The National Energy Board’s propane winter outlook, released at the end of November, called for, among other things, a mild winter that could lead to lower propane demand in Canada and the U.S. It also said that with 1.5 million cubic metres in inventory (just shy of the five-year average) the Canadian propane industry had essentially recovered from the very low levels reported in the previous heating season in April 2013.  

McTeague said this winter’s polar vortex weather has undoubtedly put a strain on propane supplies, but the problem started before the cold weather arrived when American farmers were scrambling to dry their bumper crops, and turned to Canadian propane.

“We went into the first weeks of December with lower inventory than in the past several years, to a level where Canada was meeting part of the U.S. demand by exporting a significant amount of surplus,” he said. “What had been a tight inventory situation has turned into a much more difficult one where there is now rationing and there are some who are having to go several days and perilously close to empty in terms of their heating options.”

But the root of the problem goes back even further, according to McTeague, to when Superior Propane was granted a monopoly in the Canadian propane industry. Superior Propane acquired ICG Propane on December 7, 1998. On the same day, the Commissioner of Competition filed an application under section 92 of the Competition Act to dissolve the merger, saying it would be detrimental to competition. Although the Competition Tribunal found in August 2000 that indeed the merger would reduce competition in many local markets and prevent competition in the Atlantic region, it sided with Superior, who used the “efficiency defence” (that the negative impacts would be offset by gains in efficiency) in Section 96 of the Act. 

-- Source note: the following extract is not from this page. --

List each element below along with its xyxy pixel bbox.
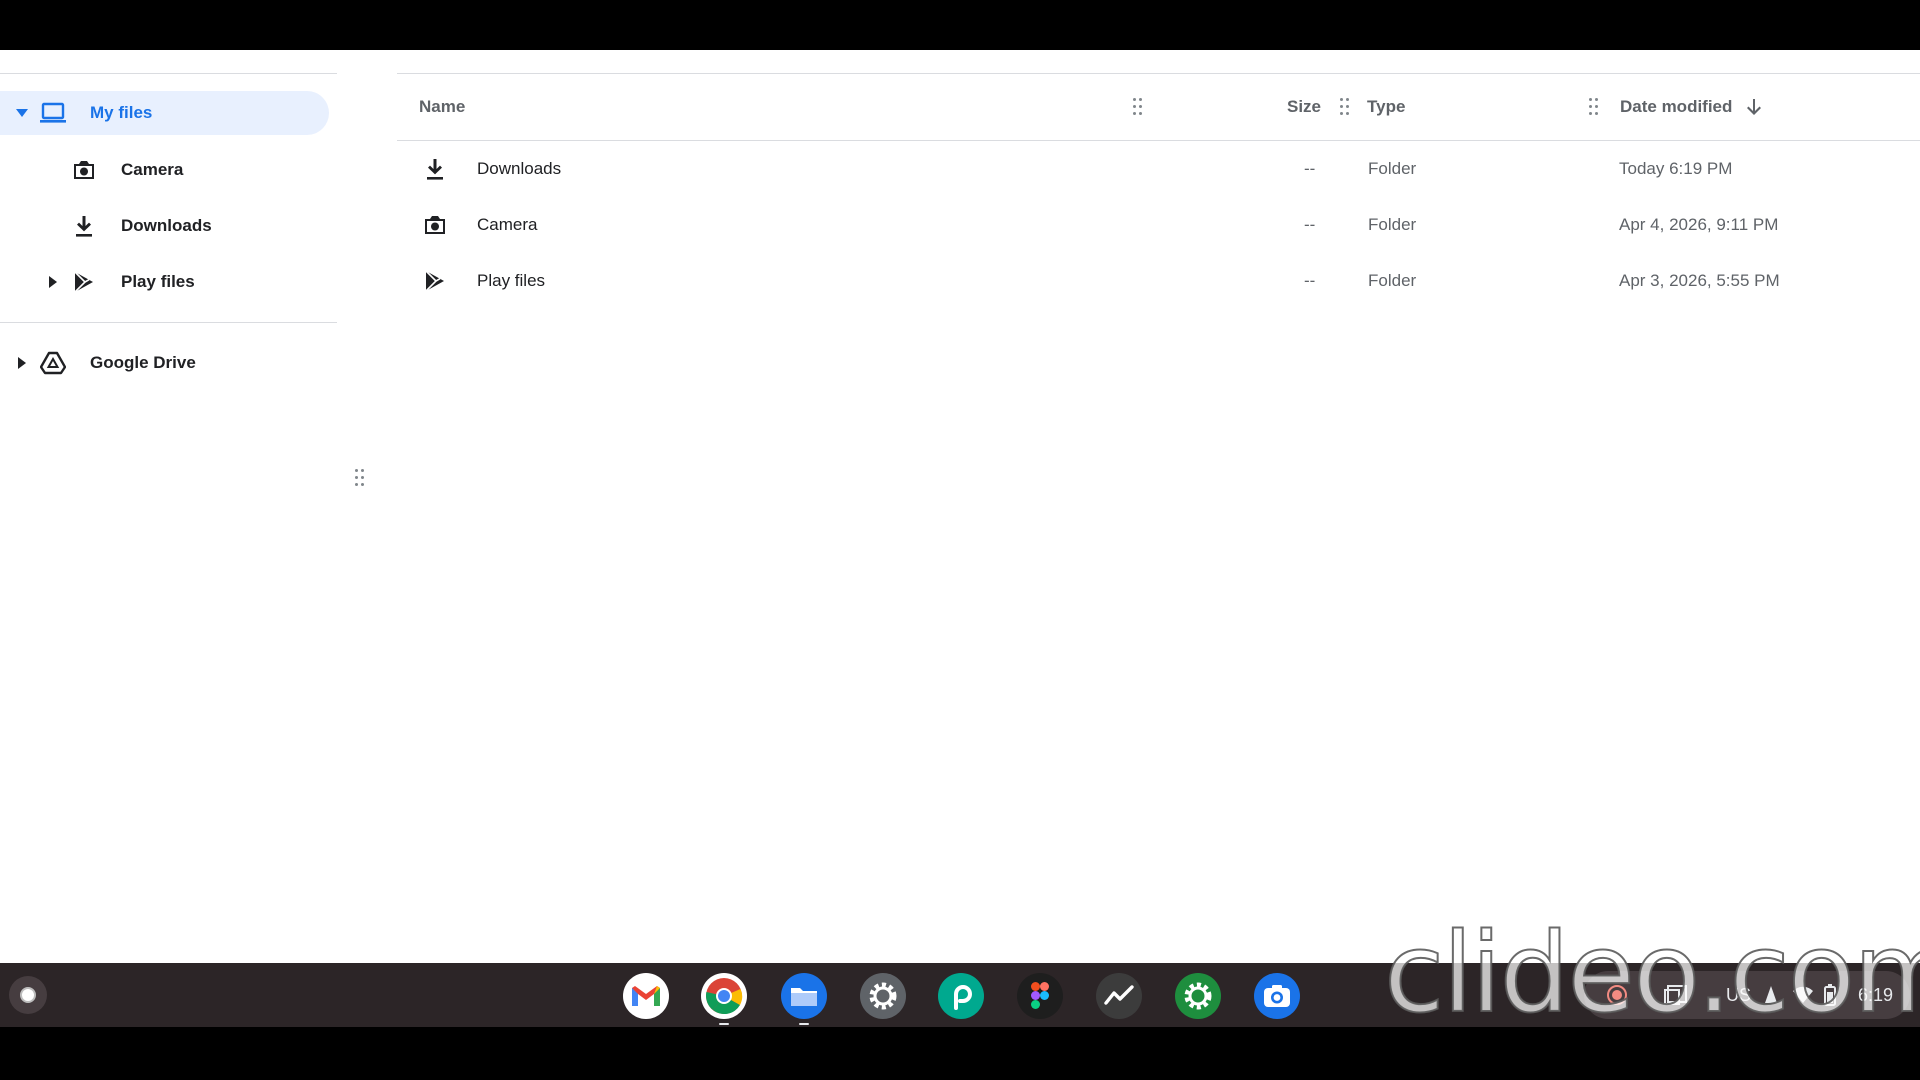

Twice the Commissioner appealed the decision in the early 2000s, arguing that the Competition Tribunal had misinterpreted Section 96, but on both occasions the initial ruling was upheld.

“Under the guise of efficiency, which was a loophole of the Competition Act, traditional wholesalers were merged in favour of a monopoly that has now made a very bad situation on inventory a lot worse,” said McTeague.

“One company can choose where to provide its products strategically, and unfortunately at this time western Quebec and the area around Ottawa is more adversely affected,” he said. “And it doesn’t look like that’s about to end anytime soon given the climate continues to remain relatively cold this winter.”

McTeague said alarm bells should be going off in the minds of regulators and parliamentarians in Ottawa when a significant number of Canadians are at risk of not being able to stay warm.

“When you get out of the big smoke, in most cities across Canada propane is in fact the petroleum of choice,” he said of the roughly nine per cent of Canadian homes that rely on propane. “There’s people out there who are prepared to pay any price for the ability to heat but find themselves limited.”

As one of the world’s energy superpowers, McTeague said it is important to have a strong energy-exporting sector, but we need to be able to take care of our own first. “Everybody universally knew this was going to be a problem and now that it has happened people are scratching their heads,” he said. “We’ve got to get back to the drawing board and start to rethink energy policy and competition policy in Canada.”